Asset purchase agreements, commonly known as APAs, are the backbone of any business acquisition. These agreements can either make or break the entire deal.
It’s crucial to understand what an asset purchase agreement entails, what it covers and what to watch out for. Getting the APA right is all about securing the future success of the business you’re buying or selling.
Asset purchase agreement basics
An asset purchase agreement includes everything from the purchase price and payment terms to the list of intellectual and physical assets. It may outline the transition of employees.
The APA will specify which assets are included in the sale and which liabilities the buyer will assume. This is a crucial aspect to protect buyers from inheriting unknown or undisclosed liabilities.
Contingencies and conditions
An APA isn’t a done deal until all the contingencies or conditions precedent are met. These contingencies can range from the mundane, such as the buyer securing adequate financing, to the more complex, like the seller resolving all pending legal issues before the sale. If the contingencies are not met within the stipulated time, either party may have the right to walk away from the deal without legal consequences.

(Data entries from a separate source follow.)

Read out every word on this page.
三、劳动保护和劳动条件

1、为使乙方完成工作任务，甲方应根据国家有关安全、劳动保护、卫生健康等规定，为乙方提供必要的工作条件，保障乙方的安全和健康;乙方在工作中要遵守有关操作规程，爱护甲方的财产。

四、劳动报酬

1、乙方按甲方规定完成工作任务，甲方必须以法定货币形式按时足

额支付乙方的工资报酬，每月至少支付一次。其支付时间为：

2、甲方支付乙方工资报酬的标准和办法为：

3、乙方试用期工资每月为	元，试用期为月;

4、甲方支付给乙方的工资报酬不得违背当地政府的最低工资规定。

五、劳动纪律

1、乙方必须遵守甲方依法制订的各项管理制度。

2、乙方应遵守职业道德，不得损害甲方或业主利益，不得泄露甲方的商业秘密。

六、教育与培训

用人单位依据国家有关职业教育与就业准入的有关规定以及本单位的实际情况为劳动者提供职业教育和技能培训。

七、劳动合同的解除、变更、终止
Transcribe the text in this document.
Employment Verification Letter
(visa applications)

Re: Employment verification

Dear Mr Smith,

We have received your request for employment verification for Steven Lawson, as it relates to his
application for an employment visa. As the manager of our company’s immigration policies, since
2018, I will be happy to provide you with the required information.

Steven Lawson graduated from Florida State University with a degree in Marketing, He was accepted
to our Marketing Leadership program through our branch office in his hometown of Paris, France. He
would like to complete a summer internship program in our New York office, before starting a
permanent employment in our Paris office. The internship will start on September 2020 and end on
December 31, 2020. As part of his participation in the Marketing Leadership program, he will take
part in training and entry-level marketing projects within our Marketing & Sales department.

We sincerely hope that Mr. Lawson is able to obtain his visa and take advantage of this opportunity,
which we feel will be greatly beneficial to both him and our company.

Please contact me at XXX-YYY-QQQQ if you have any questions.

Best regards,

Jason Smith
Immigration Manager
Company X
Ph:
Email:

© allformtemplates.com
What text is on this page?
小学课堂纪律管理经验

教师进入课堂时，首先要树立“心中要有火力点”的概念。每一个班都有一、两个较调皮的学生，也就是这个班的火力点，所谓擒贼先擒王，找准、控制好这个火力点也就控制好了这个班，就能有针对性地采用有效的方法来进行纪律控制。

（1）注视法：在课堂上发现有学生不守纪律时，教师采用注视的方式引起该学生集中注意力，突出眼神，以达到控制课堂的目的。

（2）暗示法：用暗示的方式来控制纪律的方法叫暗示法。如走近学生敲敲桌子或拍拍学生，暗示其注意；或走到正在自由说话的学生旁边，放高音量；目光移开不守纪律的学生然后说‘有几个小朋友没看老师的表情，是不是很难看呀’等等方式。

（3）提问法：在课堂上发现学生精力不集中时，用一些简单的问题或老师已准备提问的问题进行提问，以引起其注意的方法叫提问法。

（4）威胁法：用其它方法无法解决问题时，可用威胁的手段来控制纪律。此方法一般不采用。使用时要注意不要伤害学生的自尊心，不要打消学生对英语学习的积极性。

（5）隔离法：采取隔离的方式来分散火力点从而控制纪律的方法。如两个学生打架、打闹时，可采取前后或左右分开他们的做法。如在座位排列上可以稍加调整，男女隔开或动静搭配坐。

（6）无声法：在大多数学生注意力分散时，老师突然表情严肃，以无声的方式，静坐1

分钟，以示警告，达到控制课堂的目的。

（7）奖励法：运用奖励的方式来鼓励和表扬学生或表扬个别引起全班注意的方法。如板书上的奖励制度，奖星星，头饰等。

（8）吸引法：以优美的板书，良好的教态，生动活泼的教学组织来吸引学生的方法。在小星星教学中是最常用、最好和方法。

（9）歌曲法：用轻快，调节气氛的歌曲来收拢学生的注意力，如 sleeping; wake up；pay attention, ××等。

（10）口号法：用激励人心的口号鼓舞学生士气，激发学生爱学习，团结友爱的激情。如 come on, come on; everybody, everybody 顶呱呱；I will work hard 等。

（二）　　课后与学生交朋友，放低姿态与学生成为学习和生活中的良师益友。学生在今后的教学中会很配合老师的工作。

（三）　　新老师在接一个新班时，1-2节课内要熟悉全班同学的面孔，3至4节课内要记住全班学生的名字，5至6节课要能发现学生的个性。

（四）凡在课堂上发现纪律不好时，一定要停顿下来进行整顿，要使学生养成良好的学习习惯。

Representations and warranties
For sellers, the APA could include affirmations that they own the assets being sold free and clear of any encumbrances. For buyers, representations could consist of the legality of the purchase, such as compliance with antitrust laws. These serve as contractual assurances and form the basis for legal recourse if the other party fails to meet their commitments.
Closing and post-closing covenants
Closing and post-closing covenants are agreements that extend beyond the sale date. They can include non-compete clauses, confidentiality agreements and terms for the adjustment of the purchase price based on future performance.
Understanding the comprehensive APA can help you protect your company. Having someone familiar with APAs review them with you is beneficial.